En 1956 publica poemas en Sur ; durante 1959, luego de su primera estancia en París se publica El diputado está triste, ópera prima en teatro (Ed. Leonardo) y su primer libro de poemas Cartas para que la alegría (Cooperativa impresora y Distribuidora). En 1969 Gallimard publica la obra de teatro Moctezuma. Durante 1971 viaja a Inglaterra y estudia Shakespeare junto a Peter Brook. Durante 1989 Actes Sud traduce y publica su novela La Cama de Aurelia, editada en castellano por Plaza y Janés de Barcelona. El hombre de Luxemburgo inaugura la colección de poesía de Editorial Tusquets Nuevos textos sagrados (Barcelona).

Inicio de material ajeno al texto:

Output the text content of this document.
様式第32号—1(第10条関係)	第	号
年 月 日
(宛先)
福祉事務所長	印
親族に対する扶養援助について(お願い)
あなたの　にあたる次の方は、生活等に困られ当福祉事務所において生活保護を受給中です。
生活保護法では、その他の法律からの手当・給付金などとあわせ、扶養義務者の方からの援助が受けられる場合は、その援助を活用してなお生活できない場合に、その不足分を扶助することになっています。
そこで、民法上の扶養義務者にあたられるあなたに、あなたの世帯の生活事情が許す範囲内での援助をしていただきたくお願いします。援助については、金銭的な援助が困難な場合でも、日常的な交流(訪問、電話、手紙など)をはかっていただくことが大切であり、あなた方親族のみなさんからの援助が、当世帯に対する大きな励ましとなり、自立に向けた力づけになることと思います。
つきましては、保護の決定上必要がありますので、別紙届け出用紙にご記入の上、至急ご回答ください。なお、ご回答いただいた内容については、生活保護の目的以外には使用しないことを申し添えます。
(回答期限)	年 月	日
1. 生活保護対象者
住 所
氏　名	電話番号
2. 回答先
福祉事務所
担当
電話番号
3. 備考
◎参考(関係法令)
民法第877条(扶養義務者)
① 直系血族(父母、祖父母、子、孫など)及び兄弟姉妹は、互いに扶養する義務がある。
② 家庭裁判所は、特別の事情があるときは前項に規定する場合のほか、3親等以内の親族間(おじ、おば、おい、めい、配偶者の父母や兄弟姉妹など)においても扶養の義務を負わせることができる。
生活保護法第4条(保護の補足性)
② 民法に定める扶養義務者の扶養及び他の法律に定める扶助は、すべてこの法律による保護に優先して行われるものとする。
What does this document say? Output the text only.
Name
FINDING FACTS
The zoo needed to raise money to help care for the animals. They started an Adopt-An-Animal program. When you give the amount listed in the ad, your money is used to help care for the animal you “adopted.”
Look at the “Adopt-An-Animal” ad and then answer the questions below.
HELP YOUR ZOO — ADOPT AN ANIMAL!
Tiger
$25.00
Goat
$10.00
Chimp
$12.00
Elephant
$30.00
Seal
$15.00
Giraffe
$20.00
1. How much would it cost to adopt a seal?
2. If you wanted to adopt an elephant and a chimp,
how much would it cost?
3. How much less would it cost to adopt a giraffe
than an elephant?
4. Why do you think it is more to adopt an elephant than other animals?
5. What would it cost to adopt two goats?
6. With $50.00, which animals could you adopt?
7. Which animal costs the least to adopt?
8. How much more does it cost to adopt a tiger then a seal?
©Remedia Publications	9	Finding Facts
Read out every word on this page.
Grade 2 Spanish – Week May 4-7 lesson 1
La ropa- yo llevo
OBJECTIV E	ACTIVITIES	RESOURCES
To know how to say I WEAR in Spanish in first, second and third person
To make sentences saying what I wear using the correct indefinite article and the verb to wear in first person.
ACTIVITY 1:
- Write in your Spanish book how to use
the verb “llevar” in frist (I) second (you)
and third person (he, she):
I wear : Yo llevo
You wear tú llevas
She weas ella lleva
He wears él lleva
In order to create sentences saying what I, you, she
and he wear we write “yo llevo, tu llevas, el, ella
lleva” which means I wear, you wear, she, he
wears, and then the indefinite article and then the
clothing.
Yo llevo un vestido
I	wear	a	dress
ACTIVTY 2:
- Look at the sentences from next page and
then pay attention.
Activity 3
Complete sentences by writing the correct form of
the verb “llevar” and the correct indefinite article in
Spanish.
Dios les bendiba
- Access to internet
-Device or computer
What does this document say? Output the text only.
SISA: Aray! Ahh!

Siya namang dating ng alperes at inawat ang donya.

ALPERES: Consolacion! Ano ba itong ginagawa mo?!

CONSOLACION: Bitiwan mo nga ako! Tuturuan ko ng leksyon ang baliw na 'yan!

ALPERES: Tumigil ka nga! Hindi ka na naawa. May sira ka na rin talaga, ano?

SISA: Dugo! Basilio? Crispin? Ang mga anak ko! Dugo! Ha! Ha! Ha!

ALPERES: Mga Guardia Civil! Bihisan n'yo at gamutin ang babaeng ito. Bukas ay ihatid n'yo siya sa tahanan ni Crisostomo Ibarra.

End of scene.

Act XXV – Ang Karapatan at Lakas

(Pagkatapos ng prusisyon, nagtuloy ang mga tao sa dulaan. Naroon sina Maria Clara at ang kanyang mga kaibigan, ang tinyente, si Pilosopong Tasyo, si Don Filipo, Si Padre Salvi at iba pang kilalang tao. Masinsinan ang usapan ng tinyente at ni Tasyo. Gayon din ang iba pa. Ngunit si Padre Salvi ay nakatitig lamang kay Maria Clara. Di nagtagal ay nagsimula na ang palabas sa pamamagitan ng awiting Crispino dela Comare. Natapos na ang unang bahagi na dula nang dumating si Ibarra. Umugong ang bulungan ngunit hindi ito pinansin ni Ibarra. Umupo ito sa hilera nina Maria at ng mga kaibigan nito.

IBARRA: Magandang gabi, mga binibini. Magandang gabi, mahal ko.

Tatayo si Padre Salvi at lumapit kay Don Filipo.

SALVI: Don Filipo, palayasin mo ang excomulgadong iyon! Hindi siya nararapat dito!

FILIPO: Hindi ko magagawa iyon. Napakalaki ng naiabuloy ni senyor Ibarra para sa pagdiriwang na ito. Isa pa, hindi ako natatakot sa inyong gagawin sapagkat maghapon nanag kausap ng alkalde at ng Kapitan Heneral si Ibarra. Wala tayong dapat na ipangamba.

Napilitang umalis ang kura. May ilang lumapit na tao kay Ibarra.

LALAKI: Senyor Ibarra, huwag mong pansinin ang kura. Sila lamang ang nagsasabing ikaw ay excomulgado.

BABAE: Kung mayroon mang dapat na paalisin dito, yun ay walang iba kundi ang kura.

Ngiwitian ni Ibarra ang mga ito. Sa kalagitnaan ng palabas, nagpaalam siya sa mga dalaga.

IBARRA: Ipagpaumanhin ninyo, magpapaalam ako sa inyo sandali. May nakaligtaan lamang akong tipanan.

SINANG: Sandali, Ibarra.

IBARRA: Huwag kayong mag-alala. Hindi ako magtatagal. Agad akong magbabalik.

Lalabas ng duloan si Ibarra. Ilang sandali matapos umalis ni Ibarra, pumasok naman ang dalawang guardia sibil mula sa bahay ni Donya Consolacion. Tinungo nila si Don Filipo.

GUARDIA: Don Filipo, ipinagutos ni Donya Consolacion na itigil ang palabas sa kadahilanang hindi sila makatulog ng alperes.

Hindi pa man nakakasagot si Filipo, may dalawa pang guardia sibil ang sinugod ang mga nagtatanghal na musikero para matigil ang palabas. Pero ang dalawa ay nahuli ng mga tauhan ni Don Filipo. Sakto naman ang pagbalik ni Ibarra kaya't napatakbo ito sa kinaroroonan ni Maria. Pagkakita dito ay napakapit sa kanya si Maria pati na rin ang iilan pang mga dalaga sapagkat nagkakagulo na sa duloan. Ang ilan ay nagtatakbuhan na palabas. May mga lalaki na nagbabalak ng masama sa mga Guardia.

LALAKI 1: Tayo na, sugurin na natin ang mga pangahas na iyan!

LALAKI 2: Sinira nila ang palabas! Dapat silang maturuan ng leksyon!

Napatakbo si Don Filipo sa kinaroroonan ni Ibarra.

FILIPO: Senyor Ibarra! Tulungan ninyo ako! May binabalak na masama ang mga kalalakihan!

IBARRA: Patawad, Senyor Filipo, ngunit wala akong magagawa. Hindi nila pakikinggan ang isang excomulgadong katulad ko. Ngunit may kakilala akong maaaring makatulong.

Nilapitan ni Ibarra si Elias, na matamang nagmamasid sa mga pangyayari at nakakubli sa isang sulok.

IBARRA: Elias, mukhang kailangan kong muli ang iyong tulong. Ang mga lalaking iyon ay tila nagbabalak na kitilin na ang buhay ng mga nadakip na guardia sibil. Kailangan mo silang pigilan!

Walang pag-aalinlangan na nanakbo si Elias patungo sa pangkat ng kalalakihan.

En Argentina publica Cartas para que la alegría (1988) e Iguana iguana en Libros de Tierra Firme; Morse (Mate, 1999); Libro de las mariposas (Alción, 2001); Diario del fumigador de guardia (Vox, 2002); El origen de la Luz (Sudamericana, 2004) y Poemas (Eloisa Cartonera, 2004). La Editorial Adriana Hidalgo publicará en breve Maizal del gregoriano (publicado en Actes Sud en 2003).Su ensayo Si la Argentina fuera una novela fue publicado por editorial Simurg en el año 2000.